( Business) –– The International Monetary Fund (IMF) again reduced its forecast for the global economy with a stark warning: “The worst is yet to come. And 2023 will feel like a recession for many people.”
The IMF said on Tuesday that it expects global growth to slump to 2.7% next year, with a 25% chance it will fall below 2%. Which compares to projected growth of 3.2% this year.
The figure for 2023 is 0.2 percentage point below the outlook the fund issued in July, as Russia’s war in Ukraine, high inflation and a slowdown in China drag down economic activity.
“More than a third of the world economy will contract this year or next, while the three largest economies — the United States, the European Union and China — will remain stagnant,” said Pierre-Olivier Gourinchas, chief economist at the IMF.
The IMF forecast on inflation
The International Monetary Fund believes global inflation will peak later this year but, it warned, “will remain elevated for longer than expected” even as central banks move aggressively to rein it in.
Global inflation is expected to soar from 4.7% in 2021 to 8.8% this year. Afterwards, it is forecast to drop again to 6.5% in 2023 and 4.1% by 2024.
The main central banks point to an inflation close to 2%, and interest rates rose in an attempt to limit price increases. However, the efforts have also increased the risks for the economy.
If they take excessive measures, it could exacerbate a global recession. But scaling back efforts may allow inflation — which the IMF called “the most immediate threat to current and future prosperity” — to take hold.
“Central banks around the world are now carefully focusing on restoring price stability. And the pace of tightening has accelerated considerably,” Gourinchas wrote. “There are risks of both underfitting and overfitting,” he pointed out.
Prepare “for what’s ahead”
Last week, the United Nations Conference on Trade Development warned that tighter monetary policy could cause more damage worldwide than the financial crisis of 2008 and the impact of covid-19 in 2020.
The IMF indicated that the rate increase, while necessary, is creating instability.
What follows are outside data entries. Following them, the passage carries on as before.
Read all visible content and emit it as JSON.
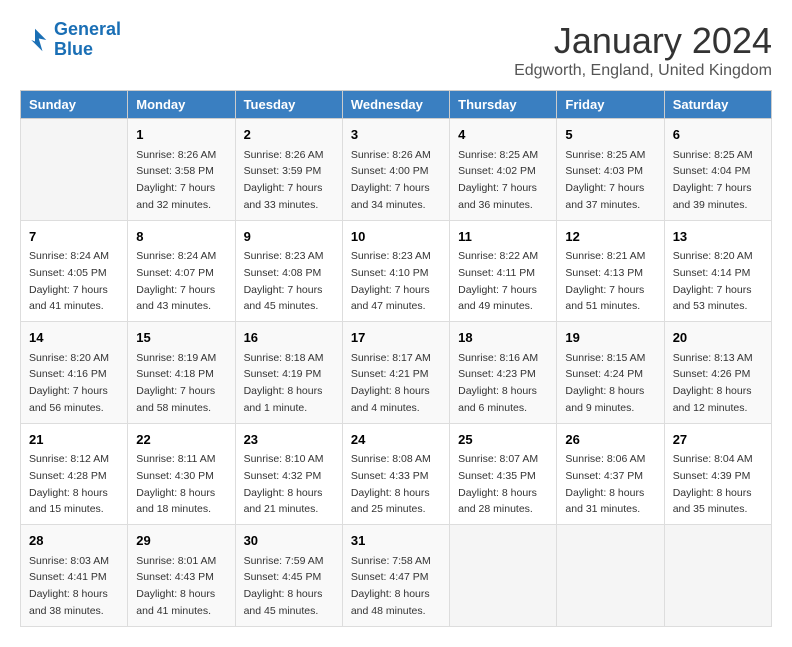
{
  "header": {
    "logo_line1": "General",
    "logo_line2": "Blue",
    "month_title": "January 2024",
    "location": "Edgworth, England, United Kingdom"
  },
  "weekdays": [
    "Sunday",
    "Monday",
    "Tuesday",
    "Wednesday",
    "Thursday",
    "Friday",
    "Saturday"
  ],
  "weeks": [
    [
      {
        "day": "",
        "sunrise": "",
        "sunset": "",
        "daylight": ""
      },
      {
        "day": "1",
        "sunrise": "Sunrise: 8:26 AM",
        "sunset": "Sunset: 3:58 PM",
        "daylight": "Daylight: 7 hours and 32 minutes."
      },
      {
        "day": "2",
        "sunrise": "Sunrise: 8:26 AM",
        "sunset": "Sunset: 3:59 PM",
        "daylight": "Daylight: 7 hours and 33 minutes."
      },
      {
        "day": "3",
        "sunrise": "Sunrise: 8:26 AM",
        "sunset": "Sunset: 4:00 PM",
        "daylight": "Daylight: 7 hours and 34 minutes."
      },
      {
        "day": "4",
        "sunrise": "Sunrise: 8:25 AM",
        "sunset": "Sunset: 4:02 PM",
        "daylight": "Daylight: 7 hours and 36 minutes."
      },
      {
        "day": "5",
        "sunrise": "Sunrise: 8:25 AM",
        "sunset": "Sunset: 4:03 PM",
        "daylight": "Daylight: 7 hours and 37 minutes."
      },
      {
        "day": "6",
        "sunrise": "Sunrise: 8:25 AM",
        "sunset": "Sunset: 4:04 PM",
        "daylight": "Daylight: 7 hours and 39 minutes."
      }
    ],
    [
      {
        "day": "7",
        "sunrise": "Sunrise: 8:24 AM",
        "sunset": "Sunset: 4:05 PM",
        "daylight": "Daylight: 7 hours and 41 minutes."
      },
      {
        "day": "8",
        "sunrise": "Sunrise: 8:24 AM",
        "sunset": "Sunset: 4:07 PM",
        "daylight": "Daylight: 7 hours and 43 minutes."
      },
      {
        "day": "9",
        "sunrise": "Sunrise: 8:23 AM",
        "sunset": "Sunset: 4:08 PM",
        "daylight": "Daylight: 7 hours and 45 minutes."
      },
      {
        "day": "10",
        "sunrise": "Sunrise: 8:23 AM",
        "sunset": "Sunset: 4:10 PM",
        "daylight": "Daylight: 7 hours and 47 minutes."
      },
      {
        "day": "11",
        "sunrise": "Sunrise: 8:22 AM",
        "sunset": "Sunset: 4:11 PM",
        "daylight": "Daylight: 7 hours and 49 minutes."
      },
      {
        "day": "12",
        "sunrise": "Sunrise: 8:21 AM",
        "sunset": "Sunset: 4:13 PM",
        "daylight": "Daylight: 7 hours and 51 minutes."
      },
      {
        "day": "13",
        "sunrise": "Sunrise: 8:20 AM",
        "sunset": "Sunset: 4:14 PM",
        "daylight": "Daylight: 7 hours and 53 minutes."
      }
    ],
    [
      {
        "day": "14",
        "sunrise": "Sunrise: 8:20 AM",
        "sunset": "Sunset: 4:16 PM",
        "daylight": "Daylight: 7 hours and 56 minutes."
      },
      {
        "day": "15",
        "sunrise": "Sunrise: 8:19 AM",
        "sunset": "Sunset: 4:18 PM",
        "daylight": "Daylight: 7 hours and 58 minutes."
      },
      {
        "day": "16",
        "sunrise": "Sunrise: 8:18 AM",
        "sunset": "Sunset: 4:19 PM",
        "daylight": "Daylight: 8 hours and 1 minute."
      },
      {
        "day": "17",
        "sunrise": "Sunrise: 8:17 AM",
        "sunset": "Sunset: 4:21 PM",
        "daylight": "Daylight: 8 hours and 4 minutes."
      },
      {
        "day": "18",
        "sunrise": "Sunrise: 8:16 AM",
        "sunset": "Sunset: 4:23 PM",
        "daylight": "Daylight: 8 hours and 6 minutes."
      },
      {
        "day": "19",
        "sunrise": "Sunrise: 8:15 AM",
        "sunset": "Sunset: 4:24 PM",
        "daylight": "Daylight: 8 hours and 9 minutes."
      },
      {
        "day": "20",
        "sunrise": "Sunrise: 8:13 AM",
        "sunset": "Sunset: 4:26 PM",
        "daylight": "Daylight: 8 hours and 12 minutes."
      }
    ],
    [
      {
        "day": "21",
        "sunrise": "Sunrise: 8:12 AM",
        "sunset": "Sunset: 4:28 PM",
        "daylight": "Daylight: 8 hours and 15 minutes."
      },
      {
        "day": "22",
        "sunrise": "Sunrise: 8:11 AM",
        "sunset": "Sunset: 4:30 PM",
        "daylight": "Daylight: 8 hours and 18 minutes."
      },
      {
        "day": "23",
        "sunrise": "Sunrise: 8:10 AM",
        "sunset": "Sunset: 4:32 PM",
        "daylight": "Daylight: 8 hours and 21 minutes."
      },
      {
        "day": "24",
        "sunrise": "Sunrise: 8:08 AM",
        "sunset": "Sunset: 4:33 PM",
        "daylight": "Daylight: 8 hours and 25 minutes."
      },
      {
        "day": "25",
        "sunrise": "Sunrise: 8:07 AM",
        "sunset": "Sunset: 4:35 PM",
        "daylight": "Daylight: 8 hours and 28 minutes."
      },
      {
        "day": "26",
        "sunrise": "Sunrise: 8:06 AM",
        "sunset": "Sunset: 4:37 PM",
        "daylight": "Daylight: 8 hours and 31 minutes."
      },
      {
        "day": "27",
        "sunrise": "Sunrise: 8:04 AM",
        "sunset": "Sunset: 4:39 PM",
        "daylight": "Daylight: 8 hours and 35 minutes."
      }
    ],
    [
      {
        "day": "28",
        "sunrise": "Sunrise: 8:03 AM",
        "sunset": "Sunset: 4:41 PM",
        "daylight": "Daylight: 8 hours and 38 minutes."
      },
      {
        "day": "29",
        "sunrise": "Sunrise: 8:01 AM",
        "sunset": "Sunset: 4:43 PM",
        "daylight": "Daylight: 8 hours and 41 minutes."
      },
      {
        "day": "30",
        "sunrise": "Sunrise: 7:59 AM",
        "sunset": "Sunset: 4:45 PM",
        "daylight": "Daylight: 8 hours and 45 minutes."
      },
      {
        "day": "31",
        "sunrise": "Sunrise: 7:58 AM",
        "sunset": "Sunset: 4:47 PM",
        "daylight": "Daylight: 8 hours and 48 minutes."
      },
      {
        "day": "",
        "sunrise": "",
        "sunset": "",
        "daylight": ""
      },
      {
        "day": "",
        "sunrise": "",
        "sunset": "",
        "daylight": ""
      },
      {
        "day": "",
        "sunrise": "",
        "sunset": "",
        "daylight": ""
      }
    ]
  ]
}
Especially for emerging markets with high levels of debt.
“As the global economy heads into troubled waters, financial turmoil is likely to break out, prompting investors to seek the protection of safe-haven investments such as US Treasuries and causing the dollar rise even more,” he said. “Now is the time for emerging market policymakers to prepare for what’s ahead.”
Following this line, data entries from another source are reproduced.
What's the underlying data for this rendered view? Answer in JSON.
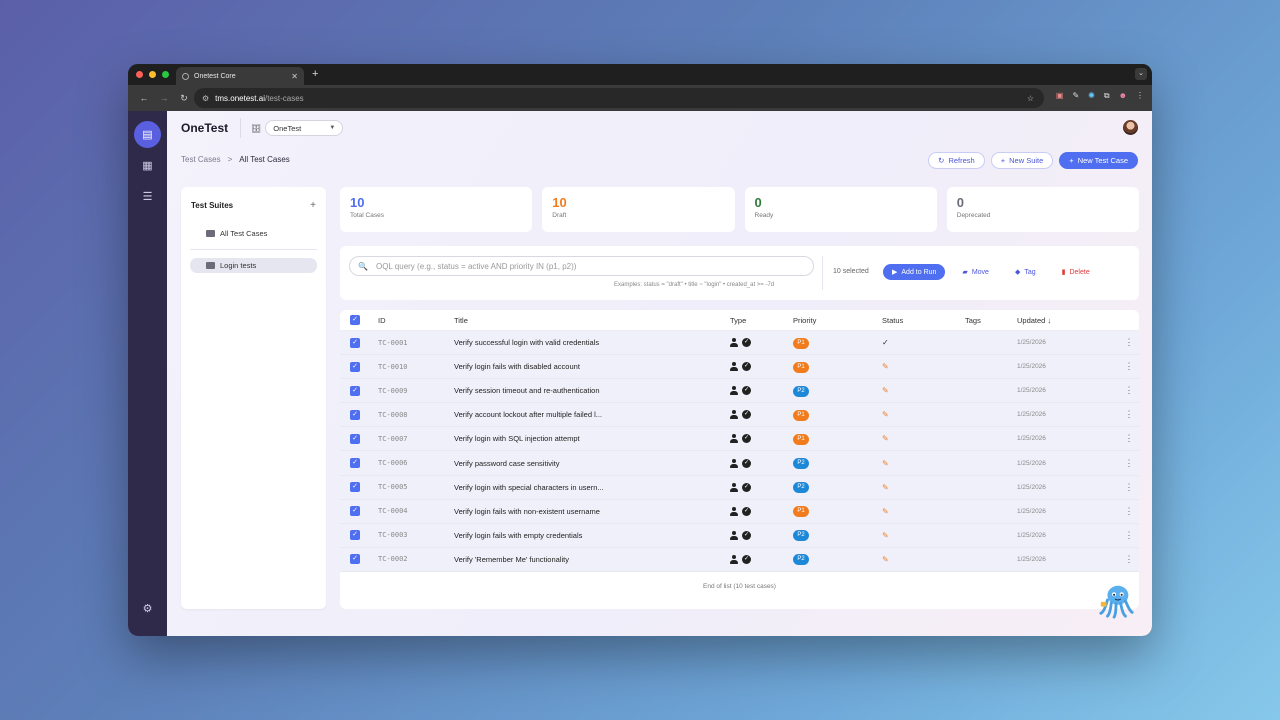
{
  "browser": {
    "tab_title": "Onetest Core",
    "url_domain": "tms.onetest.ai",
    "url_path": "/test-cases"
  },
  "app": {
    "brand": "OneTest",
    "project": "OneTest"
  },
  "breadcrumb": {
    "parent": "Test Cases",
    "separator": ">",
    "current": "All Test Cases"
  },
  "actions": {
    "refresh": "Refresh",
    "new_suite": "New Suite",
    "new_case": "New Test Case"
  },
  "suites": {
    "title": "Test Suites",
    "add": "+",
    "items": [
      {
        "label": "All Test Cases",
        "selected": false
      },
      {
        "label": "Login tests",
        "selected": true
      }
    ]
  },
  "stats": [
    {
      "value": "10",
      "label": "Total Cases",
      "color": "#4f6ef0"
    },
    {
      "value": "10",
      "label": "Draft",
      "color": "#f07c1e"
    },
    {
      "value": "0",
      "label": "Ready",
      "color": "#2f7a3a"
    },
    {
      "value": "0",
      "label": "Deprecated",
      "color": "#6b6b7a"
    }
  ],
  "filter": {
    "placeholder": "OQL query (e.g., status = active AND priority IN (p1, p2))",
    "examples": "Examples: status = \"draft\" • title ~ \"login\" • created_at >= -7d",
    "selected_count": "10 selected",
    "add_to_run": "Add to Run",
    "move": "Move",
    "tag": "Tag",
    "delete": "Delete"
  },
  "table": {
    "columns": {
      "id": "ID",
      "title": "Title",
      "type": "Type",
      "priority": "Priority",
      "status": "Status",
      "tags": "Tags",
      "updated": "Updated ↓"
    },
    "rows": [
      {
        "id": "TC-0001",
        "title": "Verify successful login with valid credentials",
        "priority": "P1",
        "status": "✓",
        "tags": "",
        "updated": "1/25/2026"
      },
      {
        "id": "TC-0010",
        "title": "Verify login fails with disabled account",
        "priority": "P1",
        "status": "✎",
        "tags": "",
        "updated": "1/25/2026"
      },
      {
        "id": "TC-0009",
        "title": "Verify session timeout and re-authentication",
        "priority": "P2",
        "status": "✎",
        "tags": "",
        "updated": "1/25/2026"
      },
      {
        "id": "TC-0008",
        "title": "Verify account lockout after multiple failed l...",
        "priority": "P1",
        "status": "✎",
        "tags": "",
        "updated": "1/25/2026"
      },
      {
        "id": "TC-0007",
        "title": "Verify login with SQL injection attempt",
        "priority": "P1",
        "status": "✎",
        "tags": "",
        "updated": "1/25/2026"
      },
      {
        "id": "TC-0006",
        "title": "Verify password case sensitivity",
        "priority": "P2",
        "status": "✎",
        "tags": "",
        "updated": "1/25/2026"
      },
      {
        "id": "TC-0005",
        "title": "Verify login with special characters in usern...",
        "priority": "P2",
        "status": "✎",
        "tags": "",
        "updated": "1/25/2026"
      },
      {
        "id": "TC-0004",
        "title": "Verify login fails with non-existent username",
        "priority": "P1",
        "status": "✎",
        "tags": "",
        "updated": "1/25/2026"
      },
      {
        "id": "TC-0003",
        "title": "Verify login fails with empty credentials",
        "priority": "P2",
        "status": "✎",
        "tags": "",
        "updated": "1/25/2026"
      },
      {
        "id": "TC-0002",
        "title": "Verify 'Remember Me' functionality",
        "priority": "P2",
        "status": "✎",
        "tags": "",
        "updated": "1/25/2026"
      }
    ],
    "end_note": "End of list (10 test cases)"
  },
  "colors": {
    "P1": "#f07c1e",
    "P2": "#1e88d8",
    "accent": "#4f6ef0",
    "draft_icon": "#f07c1e"
  },
  "icons": {
    "rail": [
      "test-cases-icon",
      "runs-icon",
      "list-icon",
      "settings-icon"
    ]
  }
}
The most recent forecasts included some notable reductions for large economies. The US is now expected to grow just 1.6% this year, and is expected to expand just 1% in 2023.
Growth in China was also revised down to 3.2% in 2022 and 4.4% in 2023. The IMF pointed to the lingering effects of attempts to contain the spread of the coronavirus and the rapidly weakening real estate sector. , which he said accounts for about a fifth of the country’s economic activity.
“Given the size of China’s economy and its importance to global supply chains, this will weigh heavily on global trade and activity,” the fund said.